The proposed rule change would revise Rule 8.4 by adding an exception to the end of subsection (c):

It is professional misconduct for a lawyer to:
            . . . .
(c) engage in conduct involving dishonesty, fraud, deceit or misrepresentation, except that a lawyer may advise, direct, or supervise others, including clients, law enforcement officers, or investigators, who participate in lawful investigative activities;

No other changes are proposed, either to Rule 8.4’s Comments or other rules.  The deadline for submitting written comments is 5 September 2017.  The hearing is scheduled for 14 September at 1:30 p.m.

The court was stirred to action by a Petition for Original Writ Under C.A.R. 21 (“Petition”) filed 5 May 2017 by Colorado Attorney General Cynthia Coffman seeking “a court order enjoining [Attorney Regulation Counsel] from proceeding against a government lawyer solely for supervising or providing legal advice to assist with a lawful undercover investigation.”  Petition at 8. 

It’s about time. 
The Colorado Supreme Court has ignored this important issue for decades, despite periodic pleas from the U.S. Attorney for the District of Colorado, whose members frequently supervise the activities of federal agents engaged in undercover and pretextual investigations, and occasional criticism from this author and others. 
The Oregon Supreme Court addressed this issue 15 years ago, amending its Rule 8.4 in 2002, although not before receiving harsh criticism following the hardline position it took in In re Gatti., 330 Or. 517, 8 P.3d 966 (Or. 2000).  In re Gatti adopted a zero-tolerance policy against lawyer pretexting, similar to that taken by the Colorado Supreme Court two years later in In the Matter of Mark C. Pautler, 47 P.3d 1175 (2002).  However, whereas the Colorado Supreme Court followed Oregon’s lead in brooking no exception to Rule 8.4’s prohibition against “conduct involving dishonesty, fraud, deceit or misrepresentation,” it took no action to fix the problem until the filing of Attorney General Coffman’s Petition, which announced that the Attorney General’s Office was suspending all undercover operations until the court acts on the Petition.
The proposed amendment to Colo.

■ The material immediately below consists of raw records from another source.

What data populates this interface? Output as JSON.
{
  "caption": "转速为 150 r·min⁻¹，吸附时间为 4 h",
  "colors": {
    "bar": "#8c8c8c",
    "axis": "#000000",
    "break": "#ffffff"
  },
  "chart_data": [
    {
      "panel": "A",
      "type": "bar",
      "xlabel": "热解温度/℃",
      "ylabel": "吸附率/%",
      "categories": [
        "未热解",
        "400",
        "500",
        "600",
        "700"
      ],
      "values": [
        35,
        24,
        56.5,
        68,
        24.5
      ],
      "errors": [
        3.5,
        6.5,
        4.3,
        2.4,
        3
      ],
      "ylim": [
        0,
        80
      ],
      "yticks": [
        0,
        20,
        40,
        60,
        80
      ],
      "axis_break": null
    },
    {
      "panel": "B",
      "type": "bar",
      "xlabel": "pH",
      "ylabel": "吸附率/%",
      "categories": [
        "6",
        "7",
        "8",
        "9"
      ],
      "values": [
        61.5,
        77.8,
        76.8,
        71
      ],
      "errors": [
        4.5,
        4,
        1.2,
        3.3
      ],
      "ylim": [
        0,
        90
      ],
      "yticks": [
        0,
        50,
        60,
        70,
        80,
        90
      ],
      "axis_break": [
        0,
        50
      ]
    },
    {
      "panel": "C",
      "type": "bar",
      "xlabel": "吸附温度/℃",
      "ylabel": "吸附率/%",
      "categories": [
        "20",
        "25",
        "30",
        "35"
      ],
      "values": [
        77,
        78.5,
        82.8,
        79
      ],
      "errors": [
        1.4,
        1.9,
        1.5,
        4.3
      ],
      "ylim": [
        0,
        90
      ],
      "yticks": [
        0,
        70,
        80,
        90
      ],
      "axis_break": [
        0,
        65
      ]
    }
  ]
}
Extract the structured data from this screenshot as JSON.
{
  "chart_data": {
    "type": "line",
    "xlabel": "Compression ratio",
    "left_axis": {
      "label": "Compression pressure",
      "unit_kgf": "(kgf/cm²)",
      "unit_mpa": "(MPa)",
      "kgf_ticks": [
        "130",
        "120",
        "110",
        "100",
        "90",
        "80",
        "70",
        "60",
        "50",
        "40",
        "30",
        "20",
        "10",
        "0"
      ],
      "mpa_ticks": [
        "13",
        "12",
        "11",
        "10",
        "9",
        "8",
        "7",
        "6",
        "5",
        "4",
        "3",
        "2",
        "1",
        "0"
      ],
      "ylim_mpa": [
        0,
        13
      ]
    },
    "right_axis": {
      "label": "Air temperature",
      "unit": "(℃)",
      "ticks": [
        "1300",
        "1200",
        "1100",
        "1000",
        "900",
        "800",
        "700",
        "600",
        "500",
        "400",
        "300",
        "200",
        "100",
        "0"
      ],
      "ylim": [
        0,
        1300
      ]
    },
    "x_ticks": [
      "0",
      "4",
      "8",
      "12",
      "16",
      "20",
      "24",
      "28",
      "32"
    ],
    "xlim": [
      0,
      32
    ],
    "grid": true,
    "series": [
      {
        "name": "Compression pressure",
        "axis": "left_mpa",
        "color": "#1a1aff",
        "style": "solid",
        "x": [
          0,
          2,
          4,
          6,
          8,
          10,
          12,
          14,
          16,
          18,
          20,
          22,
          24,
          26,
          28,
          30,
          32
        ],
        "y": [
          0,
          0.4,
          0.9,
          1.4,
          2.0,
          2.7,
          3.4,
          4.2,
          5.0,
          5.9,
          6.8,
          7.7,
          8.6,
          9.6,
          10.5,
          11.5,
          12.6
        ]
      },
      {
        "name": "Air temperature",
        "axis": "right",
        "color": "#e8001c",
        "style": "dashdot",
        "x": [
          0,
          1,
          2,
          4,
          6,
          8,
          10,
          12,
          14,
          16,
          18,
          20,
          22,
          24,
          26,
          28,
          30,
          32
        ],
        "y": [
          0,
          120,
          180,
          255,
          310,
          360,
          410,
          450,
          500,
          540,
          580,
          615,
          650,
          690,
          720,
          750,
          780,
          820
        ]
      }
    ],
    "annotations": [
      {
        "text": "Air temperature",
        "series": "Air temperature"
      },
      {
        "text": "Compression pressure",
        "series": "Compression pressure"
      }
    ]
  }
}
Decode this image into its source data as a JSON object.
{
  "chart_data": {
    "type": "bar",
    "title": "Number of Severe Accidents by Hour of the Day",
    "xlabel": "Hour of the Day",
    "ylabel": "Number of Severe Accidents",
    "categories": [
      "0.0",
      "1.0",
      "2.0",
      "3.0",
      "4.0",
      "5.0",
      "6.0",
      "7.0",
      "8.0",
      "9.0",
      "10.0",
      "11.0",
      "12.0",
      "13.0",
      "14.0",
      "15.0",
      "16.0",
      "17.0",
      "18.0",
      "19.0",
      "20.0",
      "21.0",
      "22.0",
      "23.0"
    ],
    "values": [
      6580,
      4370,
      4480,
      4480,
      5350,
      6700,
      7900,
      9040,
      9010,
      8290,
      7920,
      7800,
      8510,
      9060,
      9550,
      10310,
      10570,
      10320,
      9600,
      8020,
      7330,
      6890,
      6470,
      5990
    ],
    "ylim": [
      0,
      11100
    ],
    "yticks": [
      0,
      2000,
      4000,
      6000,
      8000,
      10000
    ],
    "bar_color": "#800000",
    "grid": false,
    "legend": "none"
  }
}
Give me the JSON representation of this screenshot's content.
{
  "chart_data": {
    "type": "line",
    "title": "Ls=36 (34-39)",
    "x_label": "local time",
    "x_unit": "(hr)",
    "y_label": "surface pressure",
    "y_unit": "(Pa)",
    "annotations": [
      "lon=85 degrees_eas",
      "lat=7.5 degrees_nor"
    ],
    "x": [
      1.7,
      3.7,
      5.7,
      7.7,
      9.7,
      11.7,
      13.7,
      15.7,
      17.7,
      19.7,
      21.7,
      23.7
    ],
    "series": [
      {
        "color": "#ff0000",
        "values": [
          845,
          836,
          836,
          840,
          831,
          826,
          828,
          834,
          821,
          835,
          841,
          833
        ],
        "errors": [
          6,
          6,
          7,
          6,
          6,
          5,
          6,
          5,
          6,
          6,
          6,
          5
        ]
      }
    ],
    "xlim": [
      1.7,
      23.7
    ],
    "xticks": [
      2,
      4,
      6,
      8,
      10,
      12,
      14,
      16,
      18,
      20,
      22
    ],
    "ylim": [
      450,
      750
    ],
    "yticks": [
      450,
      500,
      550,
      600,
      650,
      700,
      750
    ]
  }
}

RPC 8.4(c) is similar to, though more succinct, than Oregon RPC 8.4(b).  Neither permits an attorney to personally act as an undercover investigator, only to advise and supervise nonlawyers regarding covert activities.  The approach is somewhat analogous to that taken by the Colorado Supreme Court in adopting Comment [14] to Colo. RPC 1.2, which brokered a solution to the ethical Symplegades faced by Colorado lawyers, namely that the illegality of marijuana cultivation and distribution under the federal Controlled Substances Act seemingly barred attorneys from counseling clients regarding Colorado’s complex cannabis regulations, even though the Colorado Constitution makes such activities legal.  (I blogged on this topic in A Curious Comment: The Colorado Supreme Court Addresses the Pot Paradox.) 
Does the proposed change go far enough, either in providing guidance to Colorado lawyers or serving the ends of justice?  I haven’t decided yet.  The only thing certain is this: I know what I’m doing at 1:30 p.m. on 14 September.